After 10 minutes I arrive at his house. Still crying my eyes out, I knock on his door 3 times. 15 seconds later he opens the door in just sweatpants. Holy fuck. I hug him as tight as I can. He's already calming me by hugging me.

He notices me crying and picks me up bridal style, he takes me to his couch and sets me on his lap, he doesn't say anything, which I'm thankful for. He just strokes my hair and wipes my tears. I calm my crying until it's only hiccups and a few tears, he rubs my back slowly to comfort me.

After I'm done crying and done hiccuping, he asks me, "Do you want to talk about it?" I slowly nod my head. I tell him all about my mother dying because of a disease she didn't tell us she had, and my father, and their arguments he just listens, he makes a sad smile.

"I feel like I'm going to be happy again, but I also feel like I will never be happy. I feel like the clothing was burned, but it was also stitched. You're what helps me, I feel like there's no problem in the world when I'm with you, I feel like everything is perfect." I say slowly with a soft smile. He smiles at my words, I get pulled in to a warm hug.

"Do you want to know why I was crying at the park when we first met?" He asks me, "If you're comfortable?" He nods his head with a sad smile. "I was crying because of my fans, they always attack me with their phones in my face and I'm sick of it. They treat me like I'm not human, like I'm just an art exhibit.
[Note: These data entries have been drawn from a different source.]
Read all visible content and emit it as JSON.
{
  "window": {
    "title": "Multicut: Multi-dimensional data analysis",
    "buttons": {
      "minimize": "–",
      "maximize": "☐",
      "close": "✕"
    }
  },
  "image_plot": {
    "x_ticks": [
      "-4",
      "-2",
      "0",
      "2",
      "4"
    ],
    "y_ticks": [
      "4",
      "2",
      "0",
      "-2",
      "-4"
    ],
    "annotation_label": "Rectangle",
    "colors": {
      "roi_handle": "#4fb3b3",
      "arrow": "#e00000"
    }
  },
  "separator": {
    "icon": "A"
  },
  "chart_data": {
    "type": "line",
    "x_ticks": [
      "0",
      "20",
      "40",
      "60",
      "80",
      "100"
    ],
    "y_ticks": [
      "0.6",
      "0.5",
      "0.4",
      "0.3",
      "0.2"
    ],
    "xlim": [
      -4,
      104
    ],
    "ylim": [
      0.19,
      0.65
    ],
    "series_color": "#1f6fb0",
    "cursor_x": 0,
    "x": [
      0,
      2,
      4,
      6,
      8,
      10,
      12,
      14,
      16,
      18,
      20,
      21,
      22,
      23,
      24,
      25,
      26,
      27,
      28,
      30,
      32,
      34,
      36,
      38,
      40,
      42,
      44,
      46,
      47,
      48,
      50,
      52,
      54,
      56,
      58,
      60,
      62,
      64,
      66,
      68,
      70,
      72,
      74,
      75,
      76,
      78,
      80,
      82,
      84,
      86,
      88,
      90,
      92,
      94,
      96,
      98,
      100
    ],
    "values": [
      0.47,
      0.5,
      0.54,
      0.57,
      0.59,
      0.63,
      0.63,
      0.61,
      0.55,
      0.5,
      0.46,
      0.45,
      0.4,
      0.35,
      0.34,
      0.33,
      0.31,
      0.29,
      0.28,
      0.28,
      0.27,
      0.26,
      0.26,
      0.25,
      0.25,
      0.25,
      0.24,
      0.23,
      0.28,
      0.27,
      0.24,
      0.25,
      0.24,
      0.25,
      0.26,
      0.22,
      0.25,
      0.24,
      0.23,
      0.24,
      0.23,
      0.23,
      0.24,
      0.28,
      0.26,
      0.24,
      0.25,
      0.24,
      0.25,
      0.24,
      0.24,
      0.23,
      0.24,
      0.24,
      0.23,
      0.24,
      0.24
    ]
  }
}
I hate it so much, and they start hating on anyone I talk to, they don't even know them and they think that they can go around and judge everyone I meet, it scares them away. There's still nice fans out there. You're the first one who hasn't mobbed me with your phone, or who hasn't ran away from me because of the hate. You're special to me Taytay." His eyes sparkle and he has the most adorable smile on his face, I couldn't help the grin that was creeping up on my face.

"You mean so much to me too Curly, I left something out when I told you why I was crying at the park. I did something. I cut myself. It used to be the only way to let the pain out, to let it ooze out with the blood. I'm sorry." He looks extremely sad and worried, "Why? Why would you do that to yourself? You ruined your amazing body by putting scars on your pretty soft skin. I'm not mad, I could never be mad at you. But I wish you never did it, you deserve better than what you have. I will help you through this, I will be your Safety Pin." (WERE ALL IN THIS TOGETHER)

"Thank you." I softly whispered. He nodded and he slowly lifted up the sleeves of my hoodie, revealing my cuts. He lifts my wrists up and kisses each scar, I get butterflies again, what the fuck is happening?

I can't be in love with him?

Can I?

Fuck, I am.

He strokes my cheek and before I know it we are both leaning in. There's an inch left before your lips connect, "I have been waiting for this moment." He whispers, and he get rid of that inch that was in between us by connecting his lips to mine, I didn't feel sparks like I expected. I felt like I was home, where I belong.